Praying Lent

“I invite you, therefore, in the name of the Church, to the observance of a holy Lent, by self-examination and repentance; by prayer, fasting, and self-denial; and by reading and meditating on God’s holy Word…”

These words, said during the Ash Wednesday service, mark the beginning of Lent. This season of preparation for Easter, in which we remember Jesus’ life; his ordeal in the wilderness, his arrest, trial, crucifixion, death and ultimately on Easter his triumph over death, has long been seen as a time to focus on our relationship with God, examining our lives, finding those things that separate us from God and, through grace, turning and beginning anew. One of the primary ways we cultivate a relationship with God, we connect and communicate with God, is through prayer. I like to think of prayer as “catching the Divine wave” or tuning into a conversation that was begun long ago and continues within us. It is consciously, deliberately being in God’s presence.

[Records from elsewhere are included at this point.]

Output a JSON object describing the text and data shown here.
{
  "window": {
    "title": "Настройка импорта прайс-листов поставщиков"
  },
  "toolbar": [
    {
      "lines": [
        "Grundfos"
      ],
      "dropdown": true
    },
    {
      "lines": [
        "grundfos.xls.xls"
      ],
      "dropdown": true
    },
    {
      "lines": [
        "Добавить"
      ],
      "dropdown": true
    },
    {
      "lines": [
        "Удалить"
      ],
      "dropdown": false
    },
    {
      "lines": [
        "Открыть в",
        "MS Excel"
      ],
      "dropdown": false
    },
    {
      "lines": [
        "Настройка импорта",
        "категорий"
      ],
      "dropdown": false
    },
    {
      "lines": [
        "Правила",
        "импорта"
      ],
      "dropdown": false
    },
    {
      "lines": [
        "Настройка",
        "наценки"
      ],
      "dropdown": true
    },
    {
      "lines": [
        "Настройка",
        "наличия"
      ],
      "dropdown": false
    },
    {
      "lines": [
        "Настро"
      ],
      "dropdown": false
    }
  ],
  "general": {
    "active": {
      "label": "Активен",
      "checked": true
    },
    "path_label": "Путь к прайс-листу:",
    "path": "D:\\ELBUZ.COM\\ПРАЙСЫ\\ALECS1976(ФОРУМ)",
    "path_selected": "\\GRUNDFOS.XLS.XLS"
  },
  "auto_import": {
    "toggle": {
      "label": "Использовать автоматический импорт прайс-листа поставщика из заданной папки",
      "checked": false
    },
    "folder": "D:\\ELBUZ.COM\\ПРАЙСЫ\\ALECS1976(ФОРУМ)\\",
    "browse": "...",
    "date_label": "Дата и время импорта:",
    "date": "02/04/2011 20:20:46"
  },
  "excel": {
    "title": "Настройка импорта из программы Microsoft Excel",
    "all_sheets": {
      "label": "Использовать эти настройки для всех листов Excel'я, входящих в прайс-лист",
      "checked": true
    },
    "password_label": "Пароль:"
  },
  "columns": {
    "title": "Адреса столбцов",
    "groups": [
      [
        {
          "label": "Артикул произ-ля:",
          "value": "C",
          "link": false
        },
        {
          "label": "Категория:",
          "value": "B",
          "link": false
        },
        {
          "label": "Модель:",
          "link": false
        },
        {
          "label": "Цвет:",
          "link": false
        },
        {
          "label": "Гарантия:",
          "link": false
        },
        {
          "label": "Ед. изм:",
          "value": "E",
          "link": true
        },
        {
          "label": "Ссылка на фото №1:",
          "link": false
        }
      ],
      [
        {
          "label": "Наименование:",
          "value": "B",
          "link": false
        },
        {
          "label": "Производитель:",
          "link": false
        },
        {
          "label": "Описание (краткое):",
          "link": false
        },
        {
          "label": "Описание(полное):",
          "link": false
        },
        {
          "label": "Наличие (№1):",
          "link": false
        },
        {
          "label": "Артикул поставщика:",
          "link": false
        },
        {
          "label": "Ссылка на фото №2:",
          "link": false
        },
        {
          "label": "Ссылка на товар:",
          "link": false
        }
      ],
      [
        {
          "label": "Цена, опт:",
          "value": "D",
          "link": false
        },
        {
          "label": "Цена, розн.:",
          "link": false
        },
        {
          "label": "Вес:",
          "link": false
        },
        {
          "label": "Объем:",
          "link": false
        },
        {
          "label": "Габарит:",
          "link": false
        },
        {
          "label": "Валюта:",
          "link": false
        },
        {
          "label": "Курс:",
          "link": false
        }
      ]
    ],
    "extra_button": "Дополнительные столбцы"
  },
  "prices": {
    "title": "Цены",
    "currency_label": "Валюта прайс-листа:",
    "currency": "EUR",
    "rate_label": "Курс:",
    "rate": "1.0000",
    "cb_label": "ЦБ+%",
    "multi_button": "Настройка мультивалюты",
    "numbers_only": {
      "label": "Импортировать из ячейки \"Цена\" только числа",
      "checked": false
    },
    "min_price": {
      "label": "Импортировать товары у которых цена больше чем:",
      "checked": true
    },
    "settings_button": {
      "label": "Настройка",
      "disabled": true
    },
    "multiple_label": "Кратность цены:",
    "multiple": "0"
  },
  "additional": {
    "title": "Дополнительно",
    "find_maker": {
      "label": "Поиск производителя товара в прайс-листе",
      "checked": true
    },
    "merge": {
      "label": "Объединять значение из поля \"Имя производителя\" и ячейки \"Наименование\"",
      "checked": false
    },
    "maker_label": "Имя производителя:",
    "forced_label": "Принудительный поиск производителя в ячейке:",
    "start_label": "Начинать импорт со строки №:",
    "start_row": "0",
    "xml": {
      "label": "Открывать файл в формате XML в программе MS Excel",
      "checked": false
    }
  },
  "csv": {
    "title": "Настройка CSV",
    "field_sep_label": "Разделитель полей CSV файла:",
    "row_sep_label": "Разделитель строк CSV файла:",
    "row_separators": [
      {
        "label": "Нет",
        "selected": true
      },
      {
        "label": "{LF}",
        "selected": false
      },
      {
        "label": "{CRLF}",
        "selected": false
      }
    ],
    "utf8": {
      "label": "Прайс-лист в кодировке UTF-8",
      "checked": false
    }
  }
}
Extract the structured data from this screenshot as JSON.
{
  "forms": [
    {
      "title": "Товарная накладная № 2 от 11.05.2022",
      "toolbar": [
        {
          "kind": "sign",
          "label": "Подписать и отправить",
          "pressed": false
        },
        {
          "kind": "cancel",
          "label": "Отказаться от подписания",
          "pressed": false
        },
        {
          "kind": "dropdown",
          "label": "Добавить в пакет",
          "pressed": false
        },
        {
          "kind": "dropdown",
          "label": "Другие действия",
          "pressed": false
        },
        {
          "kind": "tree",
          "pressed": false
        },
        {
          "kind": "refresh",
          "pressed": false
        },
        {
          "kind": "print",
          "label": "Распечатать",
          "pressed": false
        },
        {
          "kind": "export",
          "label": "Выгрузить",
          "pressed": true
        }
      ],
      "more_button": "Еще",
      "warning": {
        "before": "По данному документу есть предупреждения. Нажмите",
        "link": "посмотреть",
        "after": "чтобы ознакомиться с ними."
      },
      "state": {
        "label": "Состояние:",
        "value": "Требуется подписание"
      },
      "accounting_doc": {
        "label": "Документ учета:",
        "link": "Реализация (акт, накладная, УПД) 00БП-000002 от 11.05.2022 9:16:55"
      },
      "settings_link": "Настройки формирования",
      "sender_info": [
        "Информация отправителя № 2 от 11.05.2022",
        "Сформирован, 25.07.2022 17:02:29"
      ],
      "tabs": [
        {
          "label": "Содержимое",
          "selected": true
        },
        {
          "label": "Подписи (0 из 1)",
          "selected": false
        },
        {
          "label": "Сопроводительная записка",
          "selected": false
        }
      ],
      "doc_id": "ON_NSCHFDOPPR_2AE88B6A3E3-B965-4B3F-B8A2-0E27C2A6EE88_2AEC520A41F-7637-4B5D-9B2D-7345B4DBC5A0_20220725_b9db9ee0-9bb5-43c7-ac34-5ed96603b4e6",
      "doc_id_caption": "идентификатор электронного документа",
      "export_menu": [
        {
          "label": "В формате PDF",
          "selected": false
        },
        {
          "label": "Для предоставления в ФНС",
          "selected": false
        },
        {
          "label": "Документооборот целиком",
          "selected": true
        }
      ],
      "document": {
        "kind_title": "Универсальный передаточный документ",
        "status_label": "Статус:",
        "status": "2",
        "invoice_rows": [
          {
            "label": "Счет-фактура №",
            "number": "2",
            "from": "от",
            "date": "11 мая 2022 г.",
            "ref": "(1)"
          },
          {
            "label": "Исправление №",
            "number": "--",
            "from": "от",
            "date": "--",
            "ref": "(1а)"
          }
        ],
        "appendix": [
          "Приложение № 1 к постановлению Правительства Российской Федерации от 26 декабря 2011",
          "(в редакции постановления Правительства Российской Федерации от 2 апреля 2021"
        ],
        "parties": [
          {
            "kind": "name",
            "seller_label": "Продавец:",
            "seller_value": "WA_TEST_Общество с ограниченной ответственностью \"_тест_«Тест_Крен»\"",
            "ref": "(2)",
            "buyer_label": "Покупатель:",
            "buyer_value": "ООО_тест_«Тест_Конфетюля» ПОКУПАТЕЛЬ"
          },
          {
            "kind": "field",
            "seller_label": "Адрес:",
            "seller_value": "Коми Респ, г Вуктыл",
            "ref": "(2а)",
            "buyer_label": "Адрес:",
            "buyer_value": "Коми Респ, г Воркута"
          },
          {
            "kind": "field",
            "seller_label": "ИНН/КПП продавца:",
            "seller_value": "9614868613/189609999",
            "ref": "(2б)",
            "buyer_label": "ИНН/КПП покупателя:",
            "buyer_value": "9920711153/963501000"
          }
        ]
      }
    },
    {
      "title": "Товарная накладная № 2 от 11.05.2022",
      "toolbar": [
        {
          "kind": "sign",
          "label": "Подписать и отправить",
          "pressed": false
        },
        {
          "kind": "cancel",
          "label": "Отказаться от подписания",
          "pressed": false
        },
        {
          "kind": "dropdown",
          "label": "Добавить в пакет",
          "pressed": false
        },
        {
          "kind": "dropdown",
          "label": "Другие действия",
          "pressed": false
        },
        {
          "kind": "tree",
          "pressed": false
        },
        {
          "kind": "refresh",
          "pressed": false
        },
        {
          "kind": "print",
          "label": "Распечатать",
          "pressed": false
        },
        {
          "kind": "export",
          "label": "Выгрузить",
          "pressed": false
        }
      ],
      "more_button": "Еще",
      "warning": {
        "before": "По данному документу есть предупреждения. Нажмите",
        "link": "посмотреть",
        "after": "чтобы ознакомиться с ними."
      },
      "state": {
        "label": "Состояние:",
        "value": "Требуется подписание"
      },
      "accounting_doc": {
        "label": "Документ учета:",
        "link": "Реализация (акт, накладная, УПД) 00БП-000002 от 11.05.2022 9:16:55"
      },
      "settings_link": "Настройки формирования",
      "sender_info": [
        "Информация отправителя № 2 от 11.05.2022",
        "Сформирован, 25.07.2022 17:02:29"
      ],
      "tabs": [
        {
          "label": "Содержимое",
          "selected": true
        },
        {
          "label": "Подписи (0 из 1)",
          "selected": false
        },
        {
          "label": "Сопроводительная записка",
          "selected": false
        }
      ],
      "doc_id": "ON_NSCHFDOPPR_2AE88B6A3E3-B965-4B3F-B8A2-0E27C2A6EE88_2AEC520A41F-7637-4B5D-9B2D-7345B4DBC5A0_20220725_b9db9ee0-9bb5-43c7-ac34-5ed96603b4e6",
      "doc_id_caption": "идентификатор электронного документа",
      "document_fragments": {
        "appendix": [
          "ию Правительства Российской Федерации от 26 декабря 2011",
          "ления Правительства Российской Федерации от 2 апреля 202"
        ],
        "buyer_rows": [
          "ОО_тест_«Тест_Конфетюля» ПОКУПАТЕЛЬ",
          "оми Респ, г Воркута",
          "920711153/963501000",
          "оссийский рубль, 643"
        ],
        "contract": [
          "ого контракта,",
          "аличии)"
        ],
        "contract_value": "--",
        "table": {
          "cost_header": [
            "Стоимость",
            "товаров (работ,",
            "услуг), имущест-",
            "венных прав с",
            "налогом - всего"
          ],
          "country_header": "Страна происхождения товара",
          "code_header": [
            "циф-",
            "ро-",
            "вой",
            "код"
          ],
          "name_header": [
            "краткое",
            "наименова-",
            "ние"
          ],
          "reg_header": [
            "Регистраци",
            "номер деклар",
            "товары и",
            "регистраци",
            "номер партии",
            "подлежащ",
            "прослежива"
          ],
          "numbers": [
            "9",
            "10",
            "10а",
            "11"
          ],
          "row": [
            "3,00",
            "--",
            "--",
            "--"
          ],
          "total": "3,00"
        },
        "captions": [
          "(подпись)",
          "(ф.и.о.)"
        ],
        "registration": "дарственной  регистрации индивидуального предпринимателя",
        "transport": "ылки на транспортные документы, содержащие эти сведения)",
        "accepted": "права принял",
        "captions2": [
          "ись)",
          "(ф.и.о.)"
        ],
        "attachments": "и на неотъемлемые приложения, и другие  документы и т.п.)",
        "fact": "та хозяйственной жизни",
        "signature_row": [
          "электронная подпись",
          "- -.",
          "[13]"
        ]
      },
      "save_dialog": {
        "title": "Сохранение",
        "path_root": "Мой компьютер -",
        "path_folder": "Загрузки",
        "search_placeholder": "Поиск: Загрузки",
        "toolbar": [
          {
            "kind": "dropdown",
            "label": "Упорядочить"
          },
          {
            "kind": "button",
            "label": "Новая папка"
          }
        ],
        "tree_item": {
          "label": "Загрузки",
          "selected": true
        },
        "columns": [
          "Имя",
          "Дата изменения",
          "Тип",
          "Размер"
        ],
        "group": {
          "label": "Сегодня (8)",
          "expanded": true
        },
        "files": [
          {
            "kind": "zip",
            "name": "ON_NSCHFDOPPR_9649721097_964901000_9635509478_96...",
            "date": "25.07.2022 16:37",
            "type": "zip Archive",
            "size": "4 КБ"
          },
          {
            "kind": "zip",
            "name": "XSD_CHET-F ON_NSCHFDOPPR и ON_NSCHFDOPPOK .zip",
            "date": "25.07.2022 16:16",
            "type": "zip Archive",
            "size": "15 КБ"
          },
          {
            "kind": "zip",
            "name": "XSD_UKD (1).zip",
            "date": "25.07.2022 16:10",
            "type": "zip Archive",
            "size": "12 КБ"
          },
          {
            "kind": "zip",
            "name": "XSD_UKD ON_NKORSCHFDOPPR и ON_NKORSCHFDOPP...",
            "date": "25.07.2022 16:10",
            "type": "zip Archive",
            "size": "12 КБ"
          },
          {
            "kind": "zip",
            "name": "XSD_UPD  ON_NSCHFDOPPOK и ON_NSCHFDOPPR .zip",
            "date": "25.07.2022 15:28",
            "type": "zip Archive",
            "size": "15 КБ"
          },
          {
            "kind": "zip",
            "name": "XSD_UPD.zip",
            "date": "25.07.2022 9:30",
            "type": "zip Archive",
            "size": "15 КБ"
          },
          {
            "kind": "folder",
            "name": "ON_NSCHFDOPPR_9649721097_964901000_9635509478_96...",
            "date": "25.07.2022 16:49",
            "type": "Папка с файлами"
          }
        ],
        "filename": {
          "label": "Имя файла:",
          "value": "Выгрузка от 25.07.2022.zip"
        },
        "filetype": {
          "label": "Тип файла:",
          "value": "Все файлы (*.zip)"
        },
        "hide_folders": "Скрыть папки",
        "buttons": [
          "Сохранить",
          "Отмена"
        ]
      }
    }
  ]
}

Prayer can be an intimidating thing. We may worry about not having enough time, not knowing what to do or say, or about what we might feel or hear. The good news is that it is easy to begin and there are most definitely no “right” or “wrong” prayers, it does not necessarily take hours and hours and, most importantly, the One with whom you are choosing to spend time loves you.

Some forms of prayer are as easy as breathing- breathe in to one word like “Jesus” or “God” and out to another word or phrase like “thank you” or “be with me”. For people who are active, yoga or running can be a form of and time of prayer. There are many, many books with prayers in them; one of the best is our own Book of Common Prayer which you can find in the pews at St. Peter’s. Others that I find particularly helpful are Common Prayer by Shane Claiborne, Daily Prayers for Busy People by William J. O’Malley, and Celtic Daily Prayer from the Northumbria Community. Some of the best prayers, however, are in your own words. Simple expressions of how you feel, what your fears or hopes or dreams are, what you may want God to do in and through you. Or prayer can be wordless-simply sitting in silence. I used to think, when I saw couples out for dinner not really talking to each other, that it was such a sad thing. Now I realize that perhaps what I was witnessing was two people so comfortable with each other they were simply enjoying being in each other’s presence- no words necessary. That too can be a form of prayer- simply sitting with God, basking in each other’s company.

Of course, just like any other discipline, prayer needs to be practiced. Many forms of prayer can be, need to be, practiced alone. Not so for others. Click here to learn more about the Lenten programs at St. Peter’s. No experience is needed for any of these offerings.

In the name of the church, I invite you to a holy Lent; a time of prayer, a time with God that leads to richness of life and the fullness of Easter joy.